Our data set consists of 54 RADARSAT-1 ScanSAR scenes. Human operators have identified 70 potential oil spills from these images and given confidence level values for these. So far we have computed some basic statistics for these spills. It was observed that mean difference between the backscattering levels of oil slick and surrounding open water area decreased drastically from about 4 dB (at incidence angle of $20^o$) to about 1.5 dB (at incidence angle of $40^o$). Almost all low confidence oil slick observations occurred at incidence angles over $30^o$. All computed oil slick statistics, including various shape measures as a function of incidence angle will be presented.

[1] K.S. Chen, A.K. Fung, D.E. Weissman, A backscattering model for ocean surface, IEEE Trans. Geosci. Rem.
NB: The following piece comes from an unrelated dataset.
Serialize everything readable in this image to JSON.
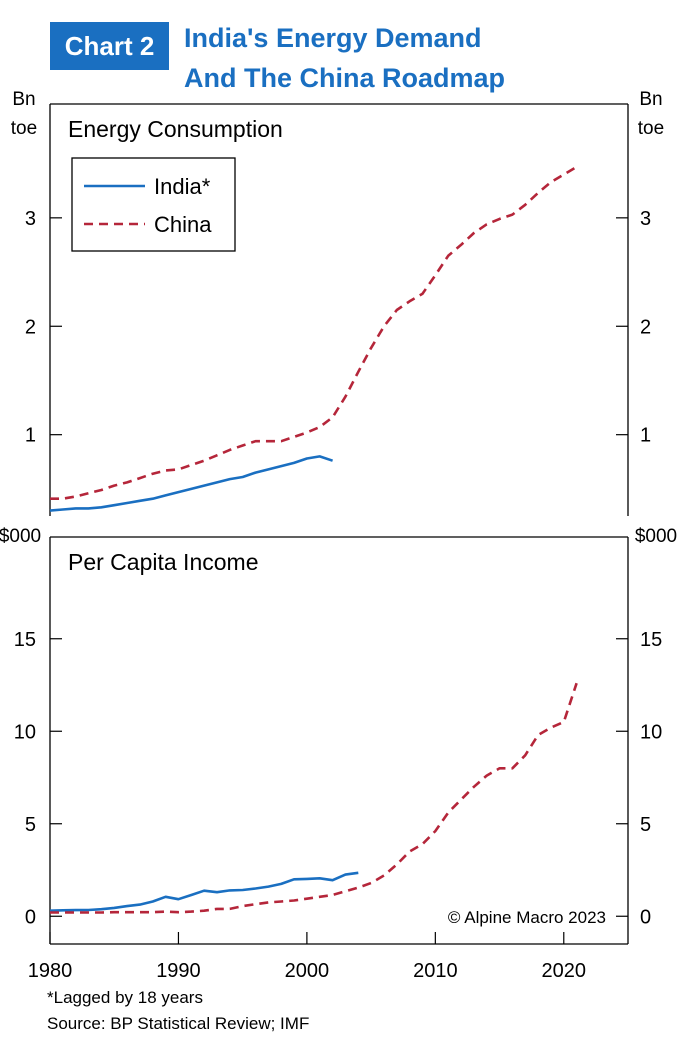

Sens., GE-30, pp 811-817, 1992.

[2] A. Stoffelen, D. Anderson, Scatterometer data interpretation: Estimation and validation of the transfer function CMOD4, Journal of Geophysical Research, Volume 102, Issue C3, pp. 5767-5780, 1997.

[3] H. Hersbach, CMOD5, An Improved Geophysical Model Function for ERS C-Band Scatterometry, Report of the Europena Centre Medium-Range Weather Forecasts (ECMWF), 2003.